Could it be a rare camera?

By Winfried on Thursday, January 10, 2002 - 01:15 am:

I do not think it is very rare. Many japanese cameras from the early 60s were not officially exported. Mass exports to Europe started in the late 60s. So the german camera manufacturers hardly were aware what was lurking in the far east and were quite surprised when their things sold better than the domestic ones... Also, some japanese manufacturers sold the same camera with different designators. And the rather simple cameras with Rapid cartridges are not very sought after by collectors, so you probably aren't rich now.

By Roland Givan on Saturday, January 12, 2002 - 07:16 pm:

A couple of places that may be able to sell you rapid cartridges are:

http://www.marriott.u-net.com/ccm.htm

http://www.processc22.co.uk/

Both have had them for sale in the past. I think ProcessC22 was the cheapest (you may have to email the webmaster to check availability etc) - but either way Rapid cartridges are not expensive.

Also I've had confirmation that Process C22 are able to process C-41 colour neg in Rapid cartridges and return the empty cartridge with the negs. I've not tried this service yet - but may prove a good way to use Rapid cameras if you don't have your own darkroom facilities.

Another place worth visiting is:


http://www.toptown.com/nowhere/kypfer/Rapid/index.htm/

:-)

Roland.
www.rolandandcaroline.co.uk

By C Wong on Friday, April 12, 2002 - 09:38 am:

Hi Frank,
Have you checked this? http://www.toptown.com/nowhere/kypfer/fujica2.htm

By Frank on Sunday, April 14, 2002 - 09:38 pm:

Hi, C Wong,

I have previously looked at the website that you quoted. However, there is hardly any useful info on the fujica rapid s2 except for the lens specs.

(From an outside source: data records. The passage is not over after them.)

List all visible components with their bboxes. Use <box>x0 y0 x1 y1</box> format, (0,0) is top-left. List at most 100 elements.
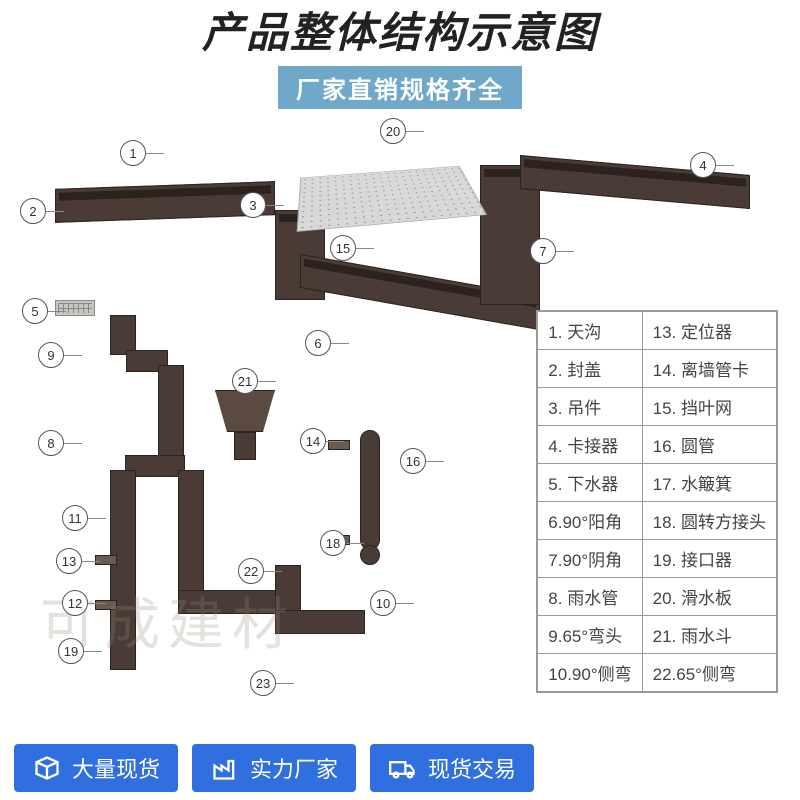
page-root: 产品整体结构示意图 厂家直销规格齐全 可成建材 1234567891011121… <box>0 0 800 800</box>
legend-cell: 1. 天沟 <box>538 312 642 350</box>
footer-badge: 实力厂家 <box>192 744 356 792</box>
badge-label: 现货交易 <box>428 752 516 784</box>
callout-12: 12 <box>62 590 88 616</box>
round-pipe <box>360 430 380 550</box>
rain-funnel <box>215 390 275 460</box>
truck-icon <box>388 753 418 783</box>
leader-line <box>264 571 282 572</box>
legend-cell: 19. 接口器 <box>642 540 776 578</box>
legend-cell: 10.90°侧弯 <box>538 654 642 692</box>
callout-9: 9 <box>38 342 64 368</box>
outlet-drain <box>55 300 95 316</box>
callout-15: 15 <box>330 235 356 261</box>
legend-row: 6.90°阳角18. 圆转方接头 <box>538 502 777 540</box>
callout-13: 13 <box>56 548 82 574</box>
square-pipe <box>178 590 288 614</box>
footer-badges: 大量现货 实力厂家 现货交易 <box>0 736 800 800</box>
leader-line <box>88 518 106 519</box>
legend-cell: 13. 定位器 <box>642 312 776 350</box>
callout-5: 5 <box>22 298 48 324</box>
legend-cell: 2. 封盖 <box>538 350 642 388</box>
callout-22: 22 <box>238 558 264 584</box>
leader-line <box>266 205 284 206</box>
leader-line <box>82 561 100 562</box>
leader-line <box>84 651 102 652</box>
callout-20: 20 <box>380 118 406 144</box>
legend-cell: 15. 挡叶网 <box>642 388 776 426</box>
leader-line <box>556 251 574 252</box>
legend-row: 8. 雨水管20. 滑水板 <box>538 578 777 616</box>
legend-row: 1. 天沟13. 定位器 <box>538 312 777 350</box>
leader-line <box>146 153 164 154</box>
legend-row: 5. 下水器17. 水簸箕 <box>538 464 777 502</box>
box-icon <box>32 753 62 783</box>
square-pipe <box>275 610 365 634</box>
legend-cell: 9.65°弯头 <box>538 616 642 654</box>
leader-line <box>64 355 82 356</box>
callout-11: 11 <box>62 505 88 531</box>
leader-line <box>331 343 349 344</box>
pipe-clip <box>95 555 117 565</box>
square-pipe <box>110 470 136 670</box>
legend-cell: 17. 水簸箕 <box>642 464 776 502</box>
round-pipe <box>360 545 380 565</box>
footer-badge: 大量现货 <box>14 744 178 792</box>
legend-cell: 21. 雨水斗 <box>642 616 776 654</box>
legend-cell: 6.90°阳角 <box>538 502 642 540</box>
legend-cell: 18. 圆转方接头 <box>642 502 776 540</box>
legend-cell: 8. 雨水管 <box>538 578 642 616</box>
legend-cell: 14. 离墙管卡 <box>642 350 776 388</box>
leader-line <box>716 165 734 166</box>
callout-8: 8 <box>38 430 64 456</box>
legend-cell: 22.65°侧弯 <box>642 654 776 692</box>
legend-row: 7.90°阴角19. 接口器 <box>538 540 777 578</box>
legend-cell: 7.90°阴角 <box>538 540 642 578</box>
callout-4: 4 <box>690 152 716 178</box>
badge-label: 实力厂家 <box>250 752 338 784</box>
legend-cell: 3. 吊件 <box>538 388 642 426</box>
badge-label: 大量现货 <box>72 752 160 784</box>
legend-cell: 5. 下水器 <box>538 464 642 502</box>
legend-cell: 4. 卡接器 <box>538 426 642 464</box>
leader-line <box>426 461 444 462</box>
leader-line <box>346 543 364 544</box>
subtitle-wrap: 厂家直销规格齐全 <box>0 66 800 109</box>
legend-row: 4. 卡接器16. 圆管 <box>538 426 777 464</box>
leader-line <box>46 211 64 212</box>
pipe-clip <box>95 600 117 610</box>
callout-3: 3 <box>240 192 266 218</box>
callout-6: 6 <box>305 330 331 356</box>
leader-line <box>406 131 424 132</box>
callout-1: 1 <box>120 140 146 166</box>
square-pipe <box>275 565 301 615</box>
leaf-guard-mesh <box>297 166 487 232</box>
square-pipe <box>158 365 184 465</box>
leader-line <box>276 683 294 684</box>
square-pipe <box>178 470 204 600</box>
callout-14: 14 <box>300 428 326 454</box>
callout-23: 23 <box>250 670 276 696</box>
legend-table: 1. 天沟13. 定位器2. 封盖14. 离墙管卡3. 吊件15. 挡叶网4. … <box>536 310 778 693</box>
factory-icon <box>210 753 240 783</box>
page-subtitle: 厂家直销规格齐全 <box>278 66 522 109</box>
callout-2: 2 <box>20 198 46 224</box>
legend-row: 2. 封盖14. 离墙管卡 <box>538 350 777 388</box>
leader-line <box>326 441 344 442</box>
legend-row: 10.90°侧弯22.65°侧弯 <box>538 654 777 692</box>
leader-line <box>258 381 276 382</box>
callout-16: 16 <box>400 448 426 474</box>
leader-line <box>356 248 374 249</box>
legend-cell: 16. 圆管 <box>642 426 776 464</box>
square-pipe <box>110 315 136 355</box>
leader-line <box>88 603 106 604</box>
callout-21: 21 <box>232 368 258 394</box>
legend-row: 9.65°弯头21. 雨水斗 <box>538 616 777 654</box>
footer-badge: 现货交易 <box>370 744 534 792</box>
callout-7: 7 <box>530 238 556 264</box>
legend-row: 3. 吊件15. 挡叶网 <box>538 388 777 426</box>
leader-line <box>48 311 66 312</box>
leader-line <box>64 443 82 444</box>
legend-cell: 20. 滑水板 <box>642 578 776 616</box>
callout-10: 10 <box>370 590 396 616</box>
callout-19: 19 <box>58 638 84 664</box>
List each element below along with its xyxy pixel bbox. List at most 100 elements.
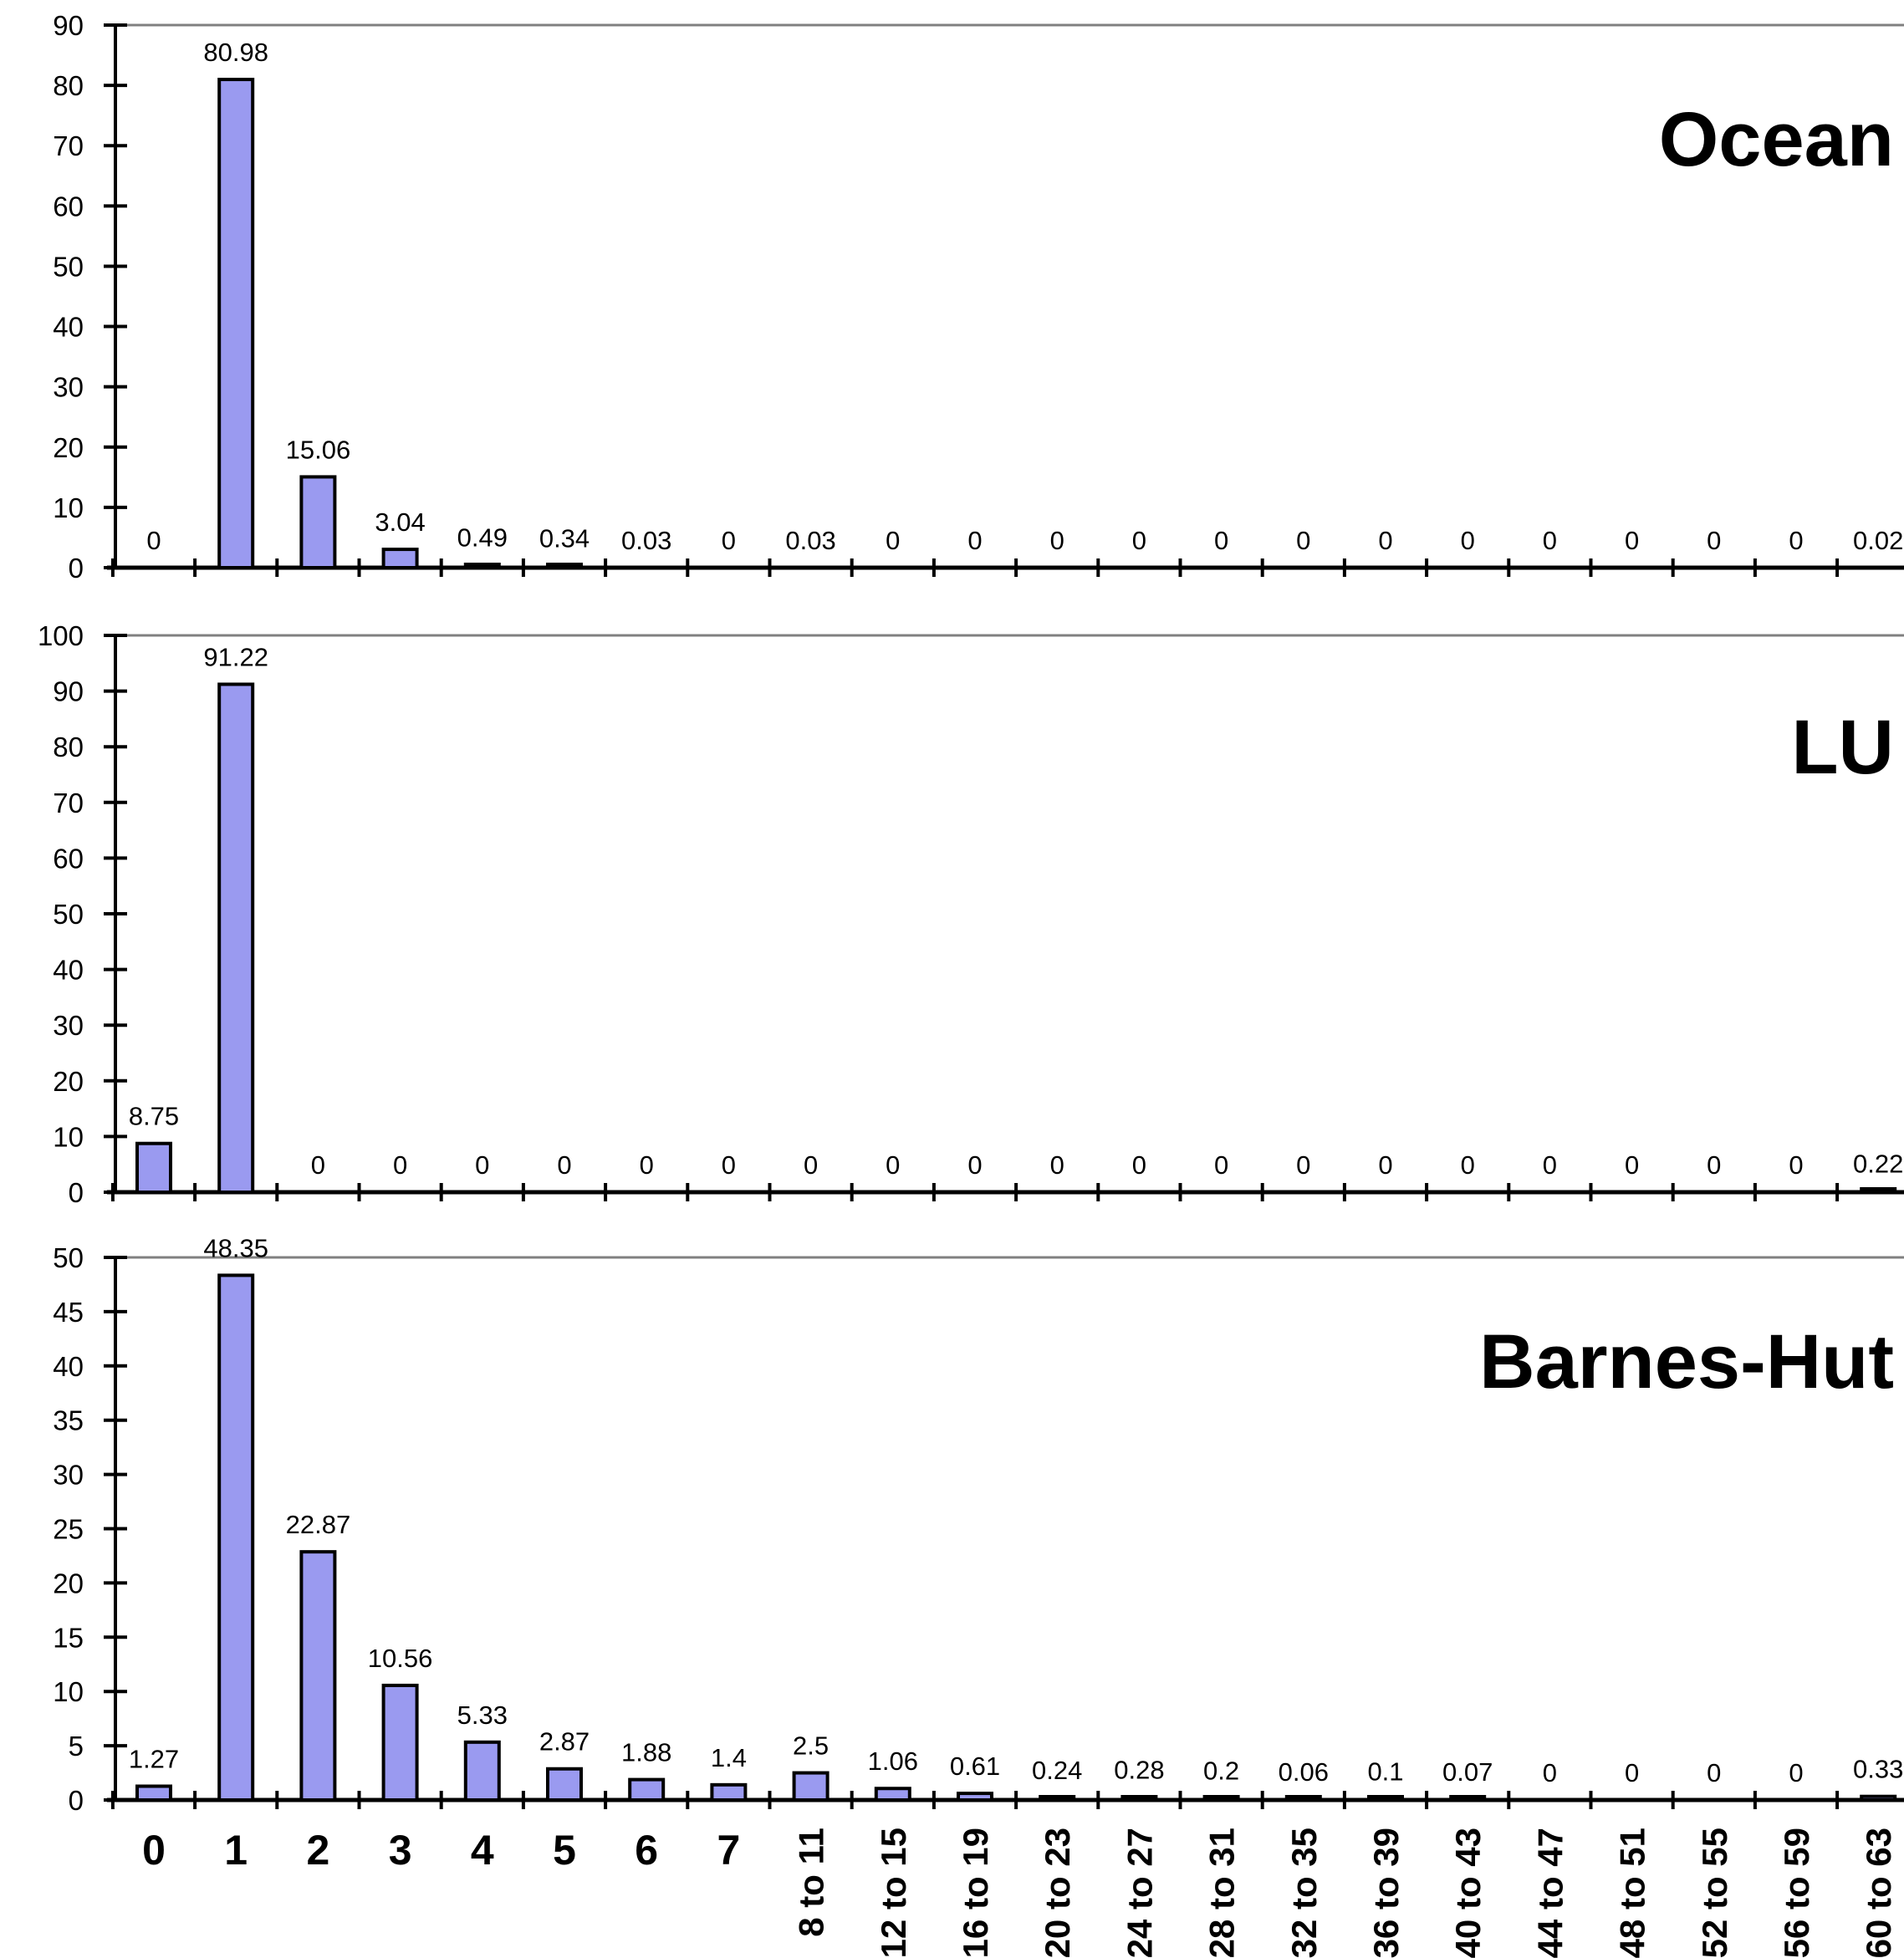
y-tick-label: 70 xyxy=(53,130,84,161)
panel-title: Ocean xyxy=(1659,97,1894,182)
x-category-label: 5 xyxy=(553,1827,576,1874)
data-label: 0.34 xyxy=(539,524,590,553)
data-label: 0 xyxy=(1543,1150,1557,1180)
data-label: 5.33 xyxy=(457,1701,508,1730)
bar xyxy=(1449,1795,1487,1802)
data-label: 0 xyxy=(1789,526,1803,555)
y-tick-label: 100 xyxy=(38,620,84,651)
data-label: 0 xyxy=(722,1150,736,1180)
y-tick-label: 60 xyxy=(53,843,84,874)
y-tick-label: 45 xyxy=(53,1297,84,1328)
x-category-label: 36 to 39 xyxy=(1366,1828,1406,1958)
y-tick-label: 25 xyxy=(53,1514,84,1545)
y-tick-label: 90 xyxy=(53,676,84,707)
y-tick-label: 20 xyxy=(53,1066,84,1097)
x-category-label: 3 xyxy=(389,1827,412,1874)
data-label: 0 xyxy=(1707,1758,1721,1787)
chart-panel-0: 0 10 20 30 40 50 60 70 80 90 0 80.98 15.06 3.04 0.49 0.… xyxy=(53,10,1904,584)
bar xyxy=(1367,1795,1404,1802)
bar xyxy=(463,563,501,569)
data-label: 0 xyxy=(311,1150,325,1180)
y-tick-label: 50 xyxy=(53,1242,84,1273)
data-label: 22.87 xyxy=(286,1510,351,1539)
data-label: 1.88 xyxy=(621,1738,671,1767)
y-tick-label: 10 xyxy=(53,492,84,523)
data-label: 0 xyxy=(1707,1150,1721,1180)
data-label: 0 xyxy=(886,1150,900,1180)
y-tick-label: 30 xyxy=(53,372,84,403)
y-tick-label: 10 xyxy=(53,1676,84,1707)
x-category-label: 8 to 11 xyxy=(792,1828,831,1937)
data-label: 0 xyxy=(1707,526,1721,555)
data-label: 0.33 xyxy=(1853,1755,1903,1784)
x-category-label: 24 to 27 xyxy=(1120,1828,1159,1958)
bar xyxy=(546,563,583,569)
y-tick-label: 90 xyxy=(53,10,84,41)
panel-title: Barnes-Hut xyxy=(1479,1319,1894,1405)
data-label: 0 xyxy=(1050,526,1064,555)
bar xyxy=(381,548,419,570)
data-label: 0 xyxy=(1625,1758,1639,1787)
data-label: 0 xyxy=(1378,1150,1392,1180)
y-tick-label: 5 xyxy=(69,1731,84,1762)
y-tick-label: 60 xyxy=(53,191,84,222)
data-label: 48.35 xyxy=(203,1233,268,1262)
bar xyxy=(546,1767,583,1802)
data-label: 0 xyxy=(1132,1150,1146,1180)
data-label: 0.22 xyxy=(1853,1150,1903,1179)
y-tick-label: 30 xyxy=(53,1460,84,1491)
data-label: 2.5 xyxy=(793,1731,829,1761)
data-label: 0 xyxy=(1050,1150,1064,1180)
y-tick-label: 0 xyxy=(69,1785,84,1816)
data-label: 0 xyxy=(1378,526,1392,555)
data-label: 0 xyxy=(557,1150,571,1180)
bar xyxy=(628,1777,666,1802)
bar xyxy=(217,682,255,1194)
bar xyxy=(299,475,337,570)
x-category-label: 6 xyxy=(635,1827,658,1874)
x-category-label: 56 to 59 xyxy=(1777,1828,1816,1958)
y-tick-label: 40 xyxy=(53,312,84,343)
data-label: 0.49 xyxy=(457,523,508,552)
data-label: 0 xyxy=(1214,526,1228,555)
data-label: 0 xyxy=(967,526,982,555)
bar xyxy=(792,1771,829,1802)
data-label: 0.1 xyxy=(1367,1757,1403,1787)
data-label: 8.75 xyxy=(129,1102,179,1131)
y-tick-label: 30 xyxy=(53,1010,84,1041)
data-label: 0 xyxy=(1296,526,1310,555)
y-tick-label: 10 xyxy=(53,1121,84,1152)
bar xyxy=(463,1740,501,1802)
data-label: 3.04 xyxy=(375,507,425,537)
data-label: 2.87 xyxy=(539,1727,590,1757)
y-tick-label: 0 xyxy=(69,553,84,584)
x-category-label: 1 xyxy=(224,1827,248,1874)
panel-title: LU xyxy=(1791,705,1894,790)
bar xyxy=(874,1787,911,1802)
bar xyxy=(299,1550,337,1802)
data-label: 0 xyxy=(886,526,900,555)
bar xyxy=(381,1683,419,1802)
y-tick-label: 35 xyxy=(53,1405,84,1436)
data-label: 0 xyxy=(1132,526,1146,555)
x-category-label: 32 to 35 xyxy=(1284,1828,1324,1958)
x-category-label: 60 to 63 xyxy=(1859,1828,1898,1958)
data-label: 0 xyxy=(1543,1758,1557,1787)
bar xyxy=(135,1141,172,1194)
data-label: 0 xyxy=(1461,526,1475,555)
data-label: 0 xyxy=(804,1150,818,1180)
x-category-label: 2 xyxy=(306,1827,329,1874)
data-label: 0 xyxy=(1789,1758,1803,1787)
y-tick-label: 80 xyxy=(53,732,84,762)
y-tick-label: 80 xyxy=(53,70,84,101)
data-label: 0.28 xyxy=(1114,1755,1164,1784)
data-label: 0.02 xyxy=(1853,526,1903,555)
x-category-label: 40 to 43 xyxy=(1448,1828,1488,1958)
x-category-label: 52 to 55 xyxy=(1695,1828,1734,1958)
data-label: 0 xyxy=(640,1150,654,1180)
data-label: 0 xyxy=(1461,1150,1475,1180)
data-label: 0.07 xyxy=(1442,1757,1493,1787)
data-label: 80.98 xyxy=(203,38,268,67)
data-label: 0 xyxy=(1625,526,1639,555)
y-tick-label: 50 xyxy=(53,251,84,282)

I have recently found some rapid cartridges from an old camera shop here. I'll probably load it up with 35mm film when I get a chance just to see if this camera will shoot good photos.
Thanks everyone for the info.

Frank

By Winfried on Monday, April 15, 2002 - 12:00 am:

I think you know that the maximum film length insertable into Rapid cartridges is limited? AFAIK it's the length equivalent to 20 24x36 frames.